Concert Pharmaceuticals, Inc. is a clinical stage biotechnology company dedicated to creating medically and commercially important new medicines through a novel approach utilizing the naturally-occurring element deuterium. Concert applies its innovative platform to create highly differentiated compounds based on well-understood biological targets and drug molecules, yielding a rich pipeline of new chemical entities (NCEs). By leveraging decades of pharmaceutical experience to design NCEs from proven therapies, Concert’s drug candidates have potential for first-in-class use in under-served medical conditions, as well as best-in-class efficacy and safety, while reducing R&D risk, time, and expense. The Company has over 100 patent applications for new drug candidates addressing a broad range of therapeutic areas, including HIV/AIDS, vasomotor symptoms, and renal disease, among others.  Since its inception in 2006, Concert has raised more than $96 million and has been financed by leading venture capitalists and institutional investors.

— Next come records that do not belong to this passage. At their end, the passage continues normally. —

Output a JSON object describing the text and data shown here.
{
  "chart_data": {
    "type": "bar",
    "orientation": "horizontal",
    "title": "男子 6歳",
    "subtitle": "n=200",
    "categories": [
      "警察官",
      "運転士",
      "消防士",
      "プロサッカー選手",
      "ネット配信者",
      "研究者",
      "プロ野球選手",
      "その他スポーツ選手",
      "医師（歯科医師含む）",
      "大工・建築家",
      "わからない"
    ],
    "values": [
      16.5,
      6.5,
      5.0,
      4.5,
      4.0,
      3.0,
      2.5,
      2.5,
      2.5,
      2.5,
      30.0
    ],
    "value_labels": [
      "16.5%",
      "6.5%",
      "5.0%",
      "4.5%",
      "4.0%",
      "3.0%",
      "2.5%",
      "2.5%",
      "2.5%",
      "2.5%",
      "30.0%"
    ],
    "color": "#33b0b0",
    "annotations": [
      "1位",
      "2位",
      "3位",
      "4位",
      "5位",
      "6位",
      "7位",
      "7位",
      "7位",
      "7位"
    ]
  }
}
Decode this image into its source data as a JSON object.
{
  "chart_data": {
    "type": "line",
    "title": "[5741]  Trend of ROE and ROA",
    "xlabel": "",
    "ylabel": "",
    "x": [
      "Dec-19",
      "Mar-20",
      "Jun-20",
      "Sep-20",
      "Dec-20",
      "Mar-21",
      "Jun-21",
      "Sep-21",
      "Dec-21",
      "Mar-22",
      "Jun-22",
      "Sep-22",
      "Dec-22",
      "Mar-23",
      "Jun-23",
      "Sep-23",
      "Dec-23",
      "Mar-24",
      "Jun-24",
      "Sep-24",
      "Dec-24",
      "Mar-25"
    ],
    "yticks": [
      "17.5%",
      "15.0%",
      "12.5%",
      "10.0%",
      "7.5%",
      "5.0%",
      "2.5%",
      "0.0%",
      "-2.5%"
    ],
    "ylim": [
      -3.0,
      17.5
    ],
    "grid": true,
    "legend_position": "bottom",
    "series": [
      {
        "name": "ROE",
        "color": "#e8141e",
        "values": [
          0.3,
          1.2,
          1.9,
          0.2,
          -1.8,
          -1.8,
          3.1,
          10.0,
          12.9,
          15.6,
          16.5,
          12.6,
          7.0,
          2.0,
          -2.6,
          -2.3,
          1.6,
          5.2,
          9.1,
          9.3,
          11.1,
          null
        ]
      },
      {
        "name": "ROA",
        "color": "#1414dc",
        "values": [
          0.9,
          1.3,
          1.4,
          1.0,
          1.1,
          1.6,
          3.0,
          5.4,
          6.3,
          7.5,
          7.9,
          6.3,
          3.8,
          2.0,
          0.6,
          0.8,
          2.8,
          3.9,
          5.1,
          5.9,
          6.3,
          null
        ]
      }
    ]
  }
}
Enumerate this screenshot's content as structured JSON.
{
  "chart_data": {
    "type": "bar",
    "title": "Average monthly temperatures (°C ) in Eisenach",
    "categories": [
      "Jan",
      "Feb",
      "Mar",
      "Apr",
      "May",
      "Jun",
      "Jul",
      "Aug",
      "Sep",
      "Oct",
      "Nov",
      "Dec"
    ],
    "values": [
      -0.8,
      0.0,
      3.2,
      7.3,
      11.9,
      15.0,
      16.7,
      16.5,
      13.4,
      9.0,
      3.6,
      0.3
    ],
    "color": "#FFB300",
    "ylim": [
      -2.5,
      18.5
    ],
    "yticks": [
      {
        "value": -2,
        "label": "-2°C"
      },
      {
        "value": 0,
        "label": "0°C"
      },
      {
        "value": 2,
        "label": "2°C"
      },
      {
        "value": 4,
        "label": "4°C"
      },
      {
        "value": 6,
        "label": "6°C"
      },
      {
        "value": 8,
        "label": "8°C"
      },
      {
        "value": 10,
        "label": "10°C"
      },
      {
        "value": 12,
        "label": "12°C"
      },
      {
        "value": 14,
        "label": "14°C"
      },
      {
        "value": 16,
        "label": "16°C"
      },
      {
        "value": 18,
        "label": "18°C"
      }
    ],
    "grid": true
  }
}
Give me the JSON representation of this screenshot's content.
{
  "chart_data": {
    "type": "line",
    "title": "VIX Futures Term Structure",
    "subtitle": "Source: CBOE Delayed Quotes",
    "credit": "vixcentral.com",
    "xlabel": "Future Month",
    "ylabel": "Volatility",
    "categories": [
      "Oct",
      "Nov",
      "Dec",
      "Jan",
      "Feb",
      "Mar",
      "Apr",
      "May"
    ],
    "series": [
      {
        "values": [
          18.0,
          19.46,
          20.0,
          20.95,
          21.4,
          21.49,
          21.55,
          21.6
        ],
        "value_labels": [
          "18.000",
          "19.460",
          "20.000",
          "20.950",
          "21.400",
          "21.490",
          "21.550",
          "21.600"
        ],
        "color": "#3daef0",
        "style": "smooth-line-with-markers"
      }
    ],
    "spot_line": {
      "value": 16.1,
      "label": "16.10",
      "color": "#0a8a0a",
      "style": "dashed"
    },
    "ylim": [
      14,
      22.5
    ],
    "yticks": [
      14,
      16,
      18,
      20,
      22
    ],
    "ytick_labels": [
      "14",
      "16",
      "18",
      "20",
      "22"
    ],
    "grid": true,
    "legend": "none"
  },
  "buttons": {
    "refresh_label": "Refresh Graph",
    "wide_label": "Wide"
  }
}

Dr. Roger Tung, President and Chief Executive Officer of Concert Pharmaceuticals, Inc., co-founded the Company in April 2006 based on research he carried out as an independent scientist. Before Concert, Dr. Tung worked in venture-backed start-up and major pharmaceutical companies, including Vertex Pharmaceuticals Inc., where he was a founding scientist, Merck, Sharp & Dohme Research Laboratories, and The Squibb Institute for Medicinal Chemistry. At Vertex, Dr. Tung was most recently Vice President of Drug Discovery and led their drug discovery programs at its San Diego site. He co-invented and headed discovery of Vertex’s two commercial HIV protease inhibitor products, Lexiva® and Agenerase®. He also headed development of Agenerase, in collaboration with Glaxo, through FDA and EMEA approval. Dr. Tung has overseen the discovery of 14 new chemical entities which have been studied in the clinic. He has numerous publications and has been granted 40 U.S. patents. Dr. Tung received his Ph.D. in Medicinal Chemistry at the University of Wisconsin-Madison from Professor Daniel H. Rich.
 

Healthcare
Biotechnology
(Private)


Concert Pharmaceuticals, Inc.
99 Hayden Avenue, Suite 500
Lexington, MA 02421
Phone: 781-860-0045
www.concertpharma.com

Concert Pharmaceuticals, Inc.
Print Version - Fact Sheet

Concert Pharmaceuticals, Inc.
Print Version

Interview conducted by: Lynn Fosse, Senior Editor, CEOCFOinterviews.com, Published – February 19, 2009


CEOCFO:
Dr. Tung, what was your vision when you founded Concert Pharmaceuticals and where are you today?
Dr. Tung: “I have a long background as an R&D executive in the biotech and pharmaceutical industry. It was clear to me that the paradigm for drug research and development has become increasingly difficult for a number of reasons. The vision behind Concert is to take a different tack at drug discovery that would enable the creation of new chemical entities (NCEs), first-and best-in-class new medicines, in a way that substantially reduces the risks associated with current drug development approaches and increases the likelihood of their successful commercial development.”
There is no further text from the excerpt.